Collaboration isn’t kids working quietly and peacefully at all times—it can be noisy and it often involves some push and pull among members. True collaboration requires kids (and adults!) to be thoughtful, pragmatic, friendly, and flexible in their thinking and actions. Collaborators demonstrate independence, self-sufficiency, and care in their work and their relationships with adults and peers. They listen first, ask questions, and disagree with compassion. When things go awry, they have the skills and support to correct missteps and mend relationships.
What makes collaboration possible is not the location or the students, but all of us: the teachers. Building a culture of collaboration is a process that we launch at the beginning of the year and continue to emphasize, refine, and support until students leave our care. In collaborative classroom cultures we consistently see:
- co-creation and ownership of the guidelines that dictate how students interact with each other and adults
- explicit instruction and support in when, how, and why we collaborate with others
- a culture of love, respect, reflection, and celebration that is encouraged by every student and staff member in the building.
Collaboration can supercharge the work that you are doing in your classroom: it ignites interest, adds a heightened sense of purpose to the work, and puts children in leadership and decision-making roles. But collaboration is even more powerful than what we see only in the classroom: the collaborative practices we teach leak into the hallways and playgrounds as students create self-sustaining groups and work together to solve problems and accomplish tasks.
How Can I Build and Support a Culture of Collaboration in My Classroom?
Co-create guidelines and use them. It’s not unusual for teachers to begin a school year by establishing norms with their students—a list of rights and responsibilities, a classroom agreement, or a set of expectations. When done with care, this process can also lay the groundwork for a collaborative classroom. Begin with a conversation about what collaboration can and should be, inviting students to help define what collaboration looks like, sounds like, and feels like.
To help them see the connection between the climate of the classroom and the behaviors of the people in the classroom, ask them to consider some common scenarios:
- When I’m reading, I want to feel…
- When I’m solving a difficult problem, I want to feel…
- When I’m working in a group, I want to feel…
- When I’m confused, I want to feel…
- What can someone else do to help you feel that way?
Other useful guiding questions to try include:
- How do you want to feel when you walk in that door each morning?
- What circumstances help you learn? Feel joyful?
- What’s something a teacher or classmate has done in the past that made your heart soar?
Invite students to jot ideas down in a notebook or shared digital tool like a Google doc or Padlet. Some teachers organize this information into a list of rights and responsibilities of collaborative work, adding in ideas that students might find helpful. Others might create a chart that lists the guidelines for collaboration and helpful language. If students have done work like this before, they might break into small groups and design their own format.

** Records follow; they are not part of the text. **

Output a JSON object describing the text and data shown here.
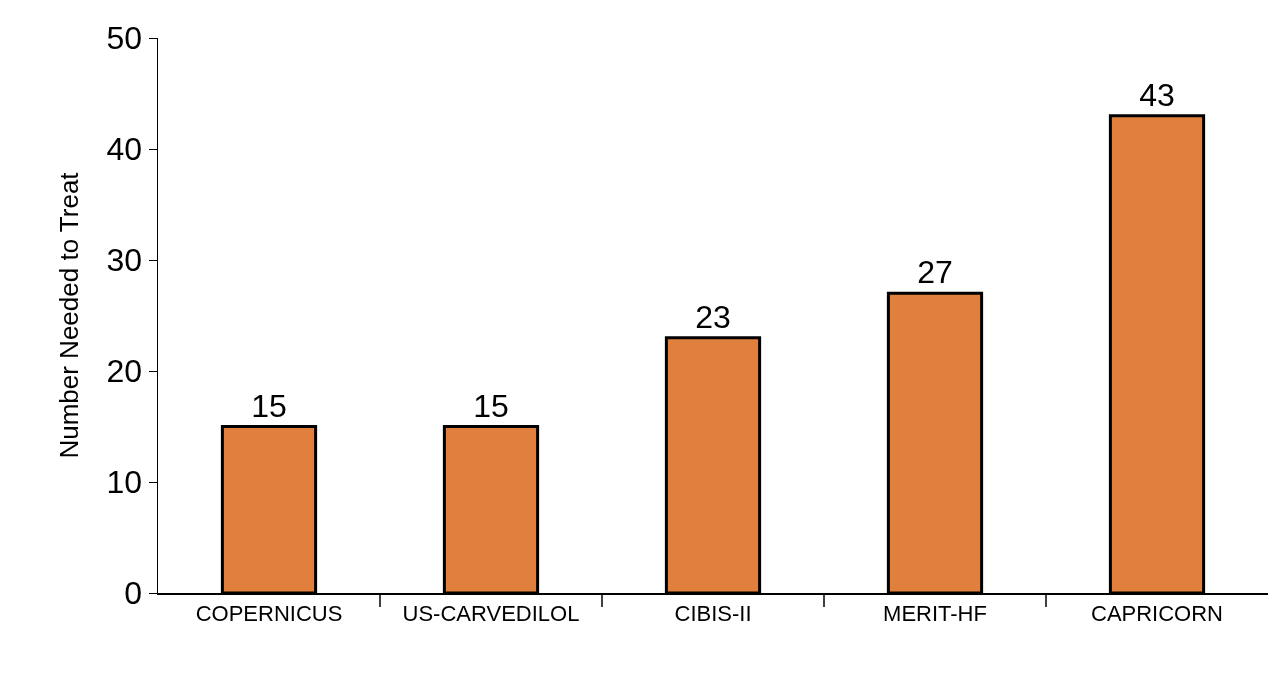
{
  "chart_data": {
    "type": "bar",
    "ylabel": "Number Needed to Treat",
    "categories": [
      "COPERNICUS",
      "US-CARVEDILOL",
      "CIBIS-II",
      "MERIT-HF",
      "CAPRICORN"
    ],
    "values": [
      15,
      15,
      23,
      27,
      43
    ],
    "color": "#e0803c",
    "ylim": [
      0,
      50
    ],
    "yticks": [
      0,
      10,
      20,
      30,
      40,
      50
    ],
    "data_labels": true
  }
}
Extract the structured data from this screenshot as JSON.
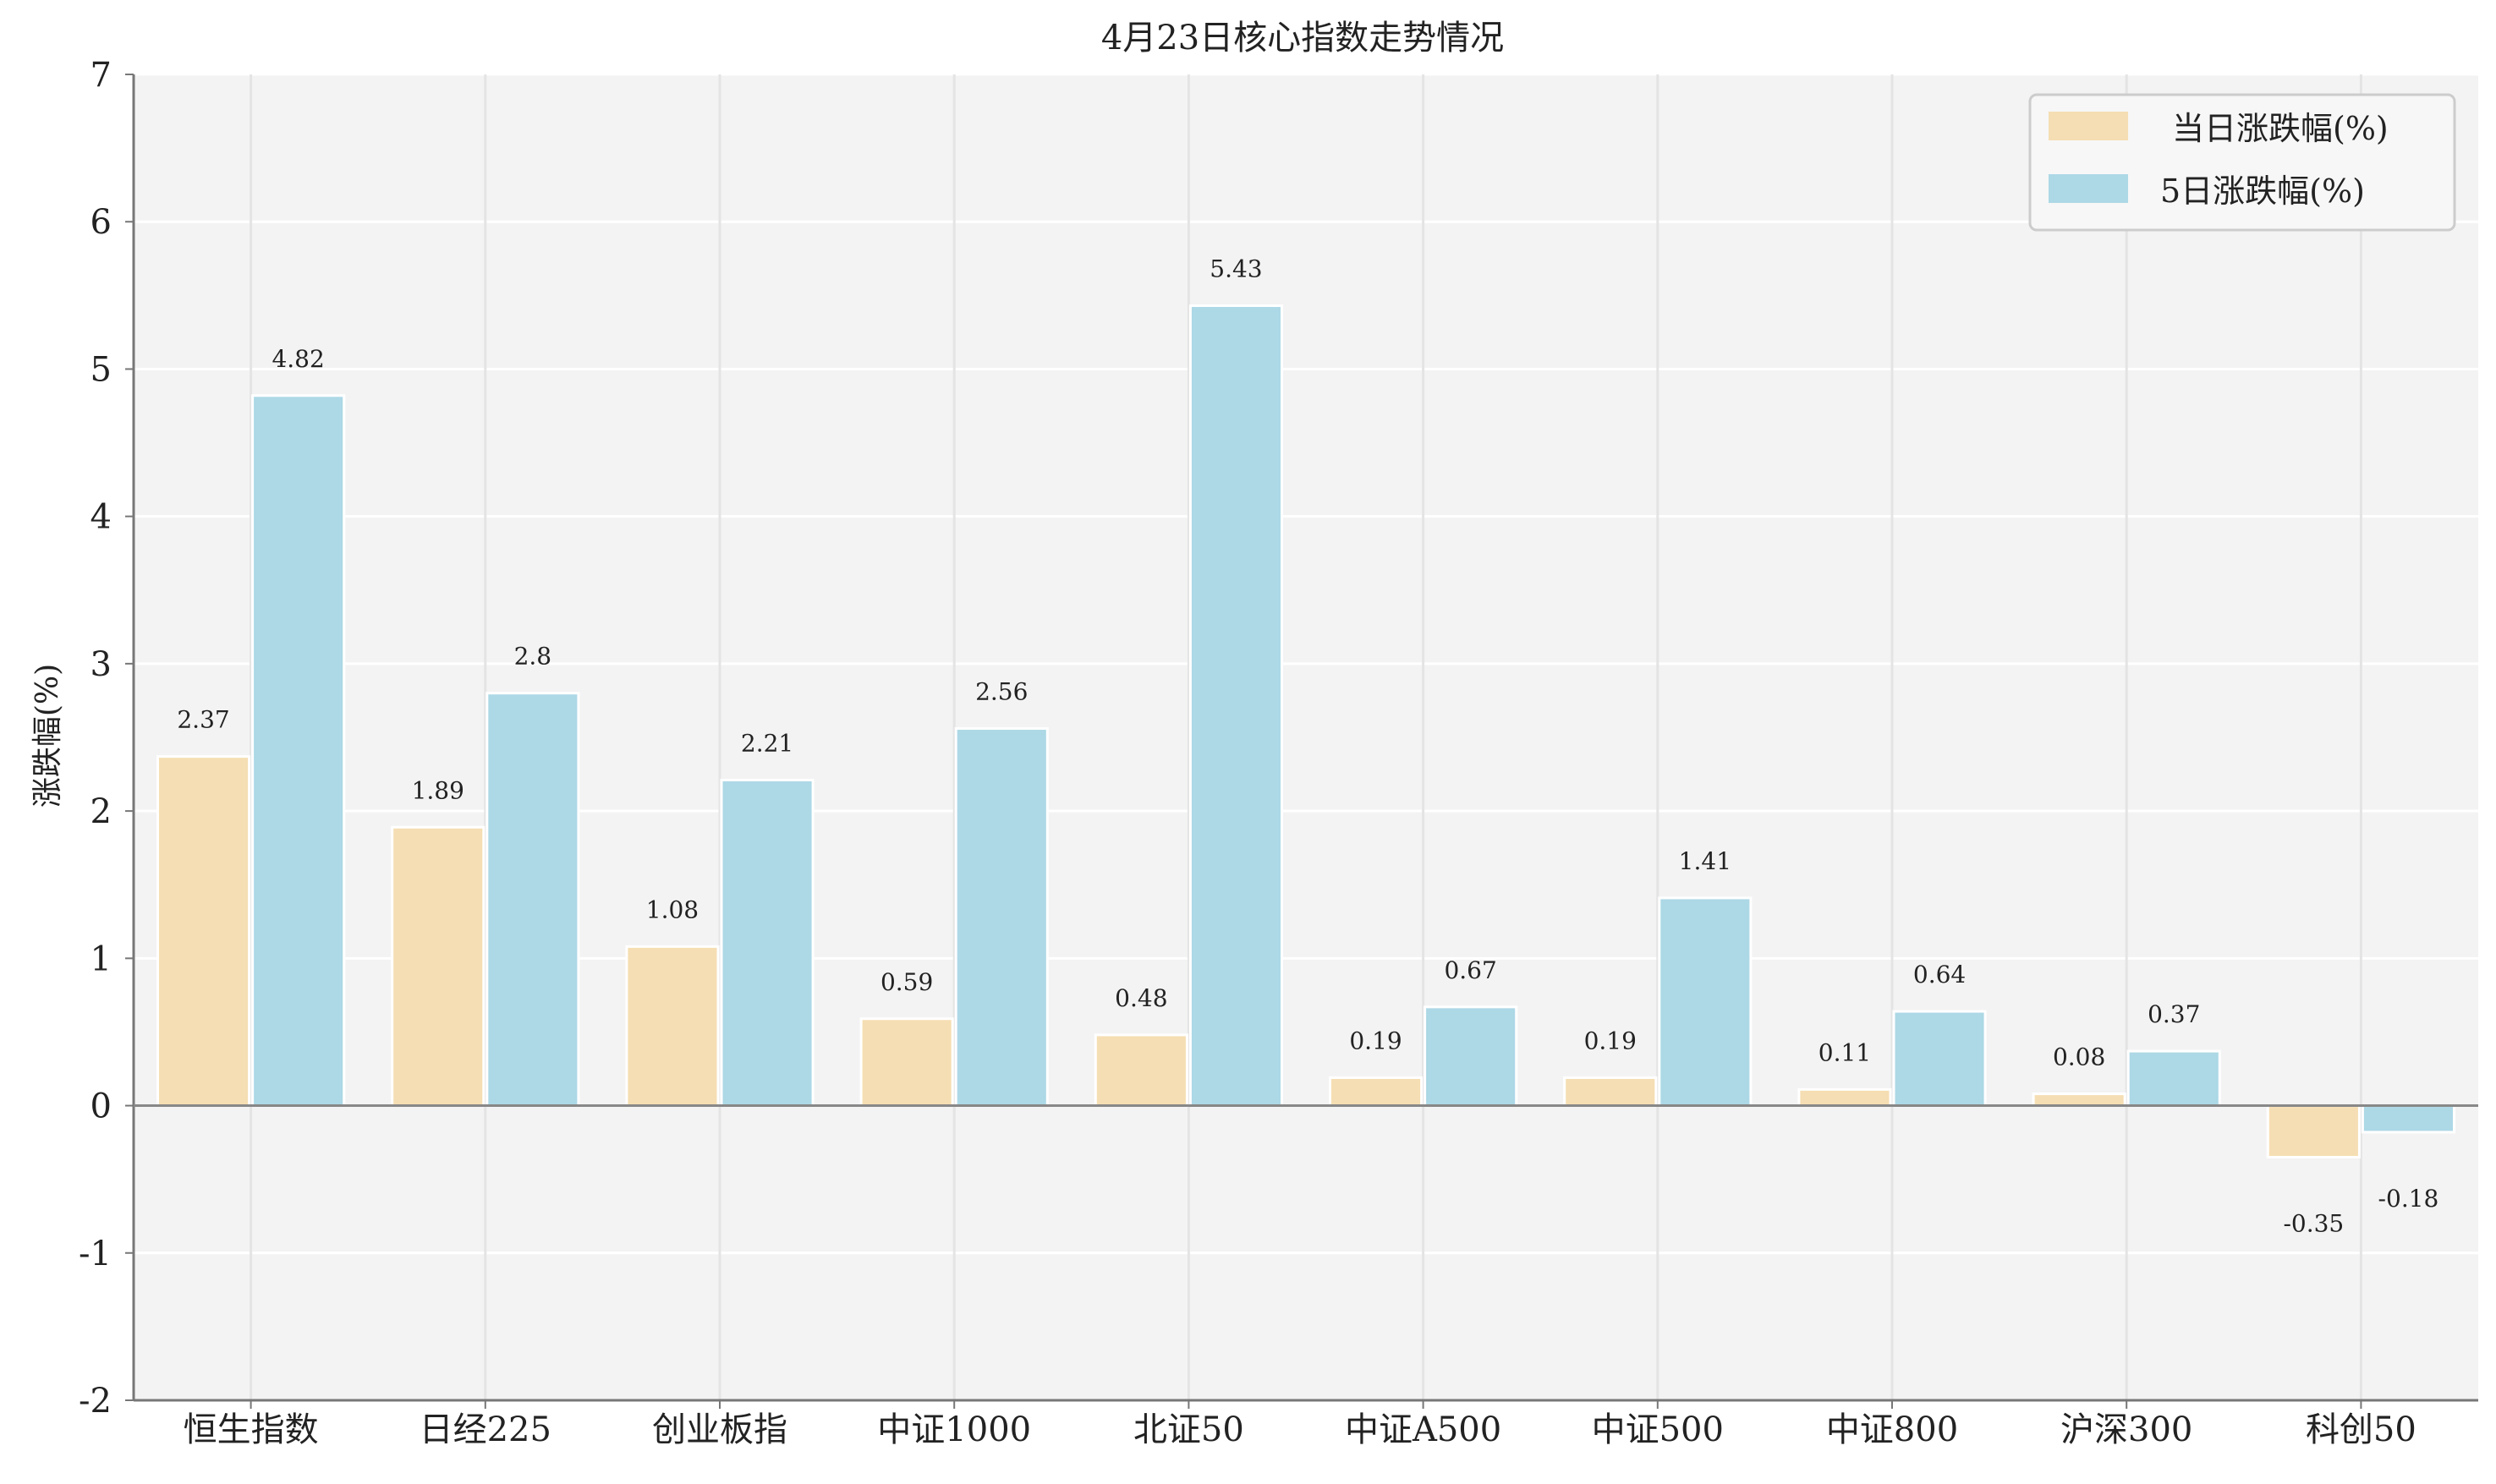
{
  "chart_data": {
    "type": "bar",
    "title": "4月23日核心指数走势情况",
    "xlabel": "",
    "ylabel": "涨跌幅(%)",
    "ylim": [
      -2,
      7
    ],
    "yticks": [
      "7",
      "6",
      "5",
      "4",
      "3",
      "2",
      "1",
      "0",
      "-1",
      "-2"
    ],
    "grid": true,
    "legend_position": "top-right",
    "categories": [
      "恒生指数",
      "日经225",
      "创业板指",
      "中证1000",
      "北证50",
      "中证A500",
      "中证500",
      "中证800",
      "沪深300",
      "科创50"
    ],
    "series": [
      {
        "name": "当日涨跌幅(%)",
        "color": "#f5deb3",
        "values": [
          2.37,
          1.89,
          1.08,
          0.59,
          0.48,
          0.19,
          0.19,
          0.11,
          0.08,
          -0.35
        ],
        "labels": [
          "2.37",
          "1.89",
          "1.08",
          "0.59",
          "0.48",
          "0.19",
          "0.19",
          "0.11",
          "0.08",
          "-0.35"
        ]
      },
      {
        "name": "5日涨跌幅(%)",
        "color": "#add8e6",
        "values": [
          4.82,
          2.8,
          2.21,
          2.56,
          5.43,
          0.67,
          1.41,
          0.64,
          0.37,
          -0.18
        ],
        "labels": [
          "4.82",
          "2.8",
          "2.21",
          "2.56",
          "5.43",
          "0.67",
          "1.41",
          "0.64",
          "0.37",
          "-0.18"
        ]
      }
    ]
  }
}
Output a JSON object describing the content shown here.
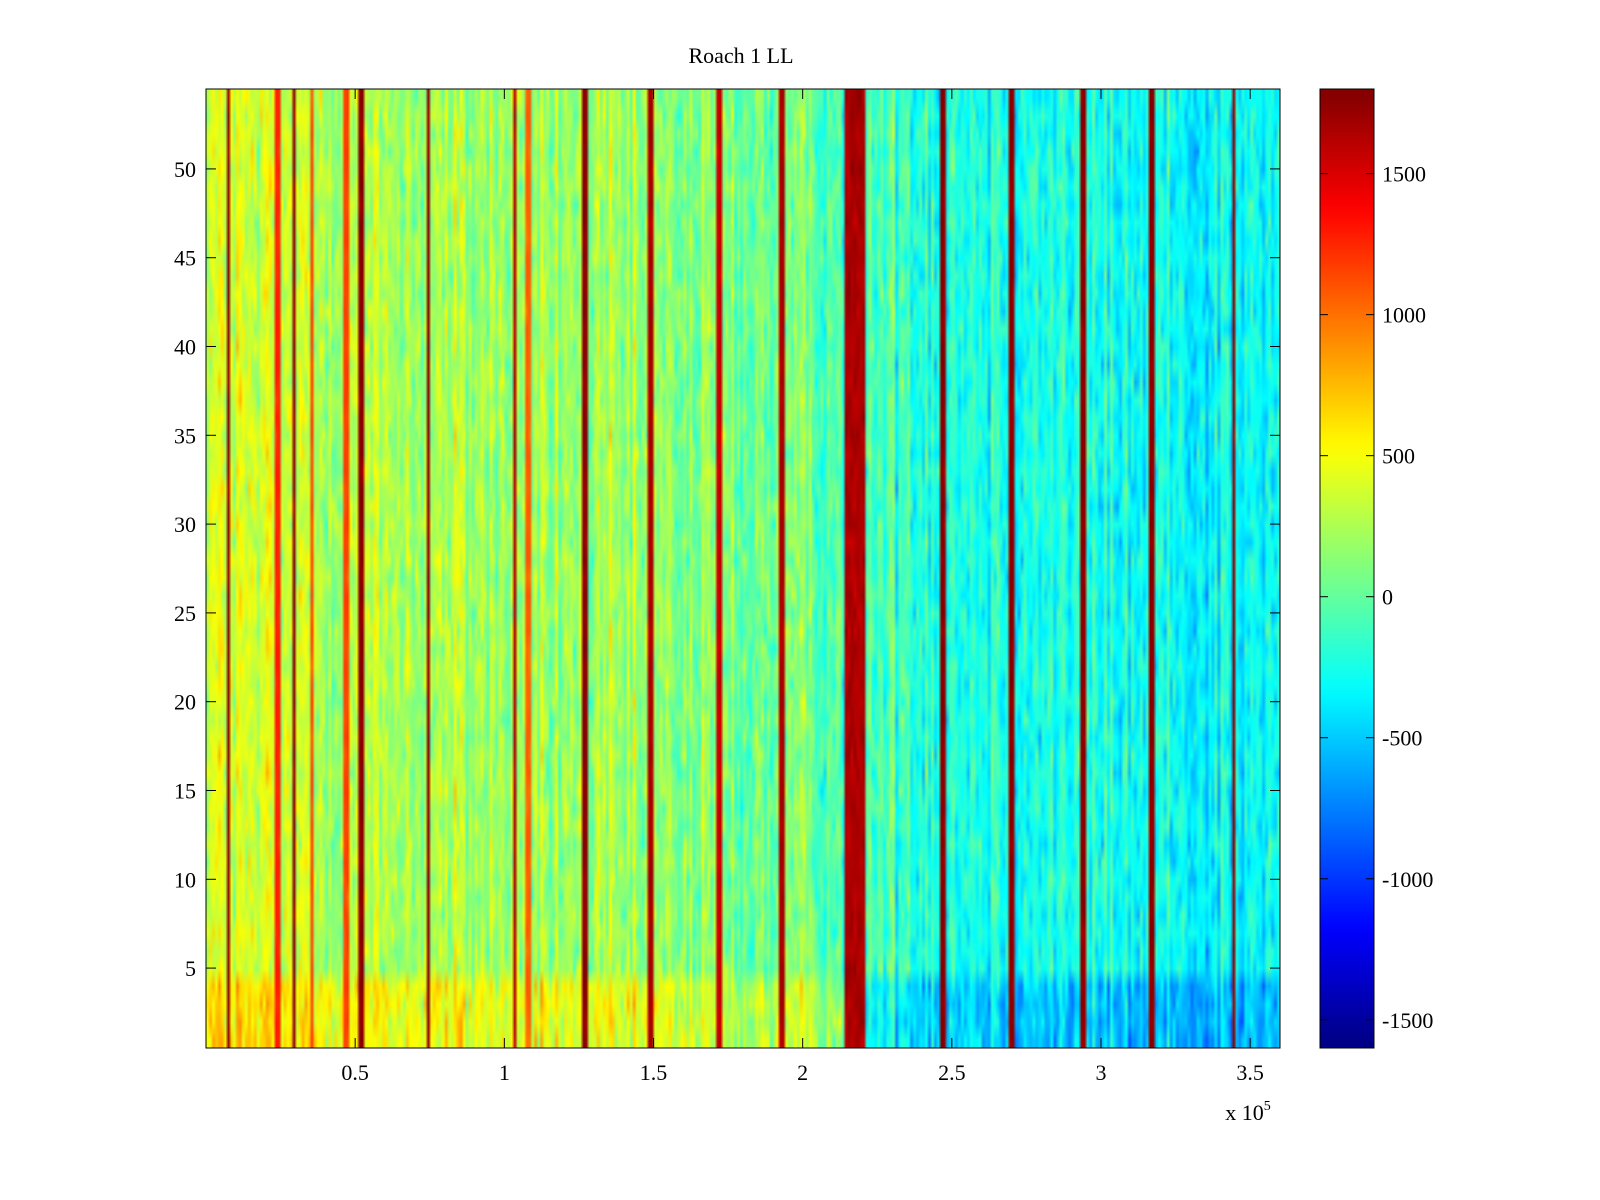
{
  "chart_data": {
    "type": "heatmap",
    "title": "Roach 1 LL",
    "xlabel": "",
    "ylabel": "",
    "x_exponent_label": "x 10",
    "x_exponent_power": "5",
    "xlim": [
      0,
      3.6
    ],
    "ylim": [
      0.5,
      54.5
    ],
    "x_ticks": [
      0.5,
      1,
      1.5,
      2,
      2.5,
      3,
      3.5
    ],
    "x_tick_labels": [
      "0.5",
      "1",
      "1.5",
      "2",
      "2.5",
      "3",
      "3.5"
    ],
    "y_ticks": [
      5,
      10,
      15,
      20,
      25,
      30,
      35,
      40,
      45,
      50
    ],
    "y_tick_labels": [
      "5",
      "10",
      "15",
      "20",
      "25",
      "30",
      "35",
      "40",
      "45",
      "50"
    ],
    "colorbar": {
      "clim": [
        -1600,
        1800
      ],
      "colormap": "jet",
      "ticks": [
        -1500,
        -1000,
        -500,
        0,
        500,
        1000,
        1500
      ],
      "tick_labels": [
        "-1500",
        "-1000",
        "-500",
        "0",
        "500",
        "1000",
        "1500"
      ]
    },
    "rows": 54,
    "columns": 360,
    "baseline_profile": {
      "x": [
        0.0,
        0.3,
        0.8,
        1.2,
        1.6,
        2.0,
        2.2,
        2.5,
        3.0,
        3.3,
        3.6
      ],
      "value": [
        380,
        300,
        230,
        170,
        100,
        20,
        -60,
        -180,
        -260,
        -300,
        -330
      ],
      "note": "approximate background level along x (units of 10^5)"
    },
    "low_row_boost": {
      "rows_below": 4.5,
      "left_of_x": 2.2,
      "value_delta": 250,
      "right_value_delta": -250
    },
    "noise_amplitude": 420,
    "hot_band": {
      "x_start": 2.14,
      "x_end": 2.21,
      "value": 1650
    },
    "narrow_lines": [
      {
        "x": 0.075,
        "value": 1800
      },
      {
        "x": 0.24,
        "value": 1300
      },
      {
        "x": 0.295,
        "value": 1800
      },
      {
        "x": 0.355,
        "value": 1200
      },
      {
        "x": 0.47,
        "value": 1200
      },
      {
        "x": 0.52,
        "value": 1800
      },
      {
        "x": 0.745,
        "value": 1800
      },
      {
        "x": 1.035,
        "value": 1700
      },
      {
        "x": 1.08,
        "value": 1100
      },
      {
        "x": 1.27,
        "value": 1800
      },
      {
        "x": 1.49,
        "value": 1700
      },
      {
        "x": 1.72,
        "value": 1600
      },
      {
        "x": 1.93,
        "value": 1700
      },
      {
        "x": 2.47,
        "value": 1800
      },
      {
        "x": 2.7,
        "value": 1800
      },
      {
        "x": 2.94,
        "value": 1800
      },
      {
        "x": 3.17,
        "value": 1800
      },
      {
        "x": 3.445,
        "value": 1800
      }
    ]
  }
}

You may need to coach students away from writing rules or negative statements like “don’t talk while the teacher is talking.” This focus on negative behaviors may be something they’ve learned in other settings. However, our goal is to help them focus on their emotions so that you begin your year through the lens of empathy, with the understanding that our actions affect people.
Follow up the creation of classroom guidelines by starting to work on how students can support each other in following them. A T-chart will help students organize their thinking. Consider this something you revisit during the year as new situations arise and your students mature.
This early work that your students do will give you valuable information as to what they already know about collaboration and what you might teach them. For example, if students say that listening to everyone will help them feel like the group is respecting their thinking, we might also teach them to use specific and supportive language, make eye contact, and use nonverbal body language to validate each other’s ideas. We also use an observation checklist like this one to gather information about our students at the beginning of the year.
Once students have completed their ideas, have them share through a digital tool like Padlet so they can view and comment on each other’s work.
Alternatively, you might ask students directly about collaboration with the help of a collaboration survey. We ask students to fill these out at the beginning of each school year.
Once you’ve gathered input from students—from a T-chart, from your own observations, from a survey, or from some combination of sources—you might pull the most salient points and draft a class set of guidelines for approval by students or work with the class as a whole to create the guidelines. Once complete, these guidelines can hang in the classroom, can be signed by each student, and can be revisited (or revised) during the year as needed.